Qual è il pensiero dietro al lavorare sempre più attraverso le organizzazioni partner presenti nelle comunità locali?

“Si parla molto di “localizzazione” nella comunità umanitaria globale, ma si agisce ancora troppo poco in questo senso. 

“Nel 2016 i donatori internazionali si sono impegnati, attraverso l’accordo Grand Bargain, a investire il 25% dei budget globali per gli aiuti alle organizzazioni locali entro il 2020, ma entro il 2021 l’importo reale destinato ai gruppi locali era ancora solo del 2,1%.

“Islamic Relief è impegnata nella localizzazione, nello sviluppo della capacità delle organizzazioni locali di servire le proprie comunità locali in modo sostenuto e sostenibile. Abbiamo molta strada da fare, ma la nostra squadra a Gaza è tra quelle più avanzate e merita molto riconoscimento per questo.”

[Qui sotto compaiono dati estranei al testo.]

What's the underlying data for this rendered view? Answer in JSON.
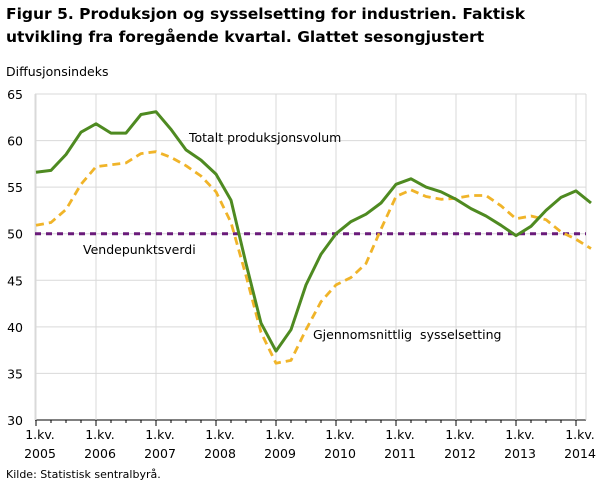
{
  "header": {
    "title": "Figur 5. Produksjon og sysselsetting for industrien. Faktisk utvikling fra foregående kvartal. Glattet sesongjustert"
  },
  "footer": {
    "source": "Kilde: Statistisk sentralbyrå."
  },
  "chart_data": {
    "type": "line",
    "title": "Figur 5. Produksjon og sysselsetting for industrien. Faktisk utvikling fra foregående kvartal. Glattet sesongjustert",
    "ylabel": "Diffusjonsindeks",
    "xlabel": "",
    "ylim": [
      30,
      65
    ],
    "yticks": [
      30,
      35,
      40,
      45,
      50,
      55,
      60,
      65
    ],
    "grid": true,
    "xticks": [
      {
        "line1": "1.kv.",
        "line2": "2005"
      },
      {
        "line1": "1.kv.",
        "line2": "2006"
      },
      {
        "line1": "1.kv.",
        "line2": "2007"
      },
      {
        "line1": "1.kv.",
        "line2": "2008"
      },
      {
        "line1": "1.kv.",
        "line2": "2009"
      },
      {
        "line1": "1.kv.",
        "line2": "2010"
      },
      {
        "line1": "1.kv.",
        "line2": "2011"
      },
      {
        "line1": "1.kv.",
        "line2": "2012"
      },
      {
        "line1": "1.kv.",
        "line2": "2013"
      },
      {
        "line1": "1.kv.",
        "line2": "2014"
      }
    ],
    "x": [
      "2005K1",
      "2005K2",
      "2005K3",
      "2005K4",
      "2006K1",
      "2006K2",
      "2006K3",
      "2006K4",
      "2007K1",
      "2007K2",
      "2007K3",
      "2007K4",
      "2008K1",
      "2008K2",
      "2008K3",
      "2008K4",
      "2009K1",
      "2009K2",
      "2009K3",
      "2009K4",
      "2010K1",
      "2010K2",
      "2010K3",
      "2010K4",
      "2011K1",
      "2011K2",
      "2011K3",
      "2011K4",
      "2012K1",
      "2012K2",
      "2012K3",
      "2012K4",
      "2013K1",
      "2013K2",
      "2013K3",
      "2013K4",
      "2014K1",
      "2014K2"
    ],
    "series": [
      {
        "name": "Totalt produksjonsvolum",
        "color": "#4e8a21",
        "style": "solid",
        "values": [
          56.6,
          56.8,
          58.5,
          60.9,
          61.8,
          60.8,
          60.8,
          62.8,
          63.1,
          61.2,
          59.0,
          57.9,
          56.4,
          53.6,
          46.8,
          40.4,
          37.4,
          39.7,
          44.5,
          47.8,
          50.0,
          51.3,
          52.1,
          53.3,
          55.3,
          55.9,
          55.0,
          54.5,
          53.7,
          52.7,
          51.9,
          50.9,
          49.8,
          50.8,
          52.5,
          53.9,
          54.6,
          53.3
        ]
      },
      {
        "name": "Gjennomsnittlig  sysselsetting",
        "color": "#f0b429",
        "style": "dashed",
        "values": [
          50.9,
          51.2,
          52.6,
          55.3,
          57.2,
          57.4,
          57.6,
          58.6,
          58.8,
          58.2,
          57.3,
          56.2,
          54.5,
          51.2,
          45.5,
          39.4,
          36.1,
          36.4,
          39.7,
          42.7,
          44.5,
          45.3,
          46.8,
          50.5,
          54.0,
          54.7,
          54.0,
          53.7,
          53.8,
          54.1,
          54.1,
          53.0,
          51.6,
          51.9,
          51.5,
          50.2,
          49.4,
          48.4
        ]
      },
      {
        "name": "Vendepunktsverdi",
        "color": "#6a1b7a",
        "style": "dashed",
        "values": [
          50,
          50,
          50,
          50,
          50,
          50,
          50,
          50,
          50,
          50,
          50,
          50,
          50,
          50,
          50,
          50,
          50,
          50,
          50,
          50,
          50,
          50,
          50,
          50,
          50,
          50,
          50,
          50,
          50,
          50,
          50,
          50,
          50,
          50,
          50,
          50,
          50,
          50
        ]
      }
    ],
    "annotations": [
      {
        "text": "Totalt produksjonsvolum",
        "series": 0
      },
      {
        "text": "Vendepunktsverdi",
        "series": 2
      },
      {
        "text": "Gjennomsnittlig  sysselsetting",
        "series": 1
      }
    ]
  }
}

Il vostro personale e i vostri partner locali dovrebbero lavorare in condizioni così difficili?

“Non sono io quello che viene bombardato e terrorizzato, ma la sicurezza del personale può facilmente tenermi sveglio la notte in un momento come questo. Abbiamo detto loro che non dovevano continuare a lavorare in queste circostanze straordinarie, ma erano determinati a continuare. La loro dedizione e il loro coraggio sono fonte di ispirazione.

“Ogni giorno la squadra distribuisce aiuti, facendo del suo meglio per sostenere a qualsiasi titolo. Le scorte sono estremamente limitate e spesso finiscono, ma sono determinati a restare al fianco delle comunità che servono, per salvare vite umane e dare conforto alle persone che hanno attraversato sofferenze inimmaginabili.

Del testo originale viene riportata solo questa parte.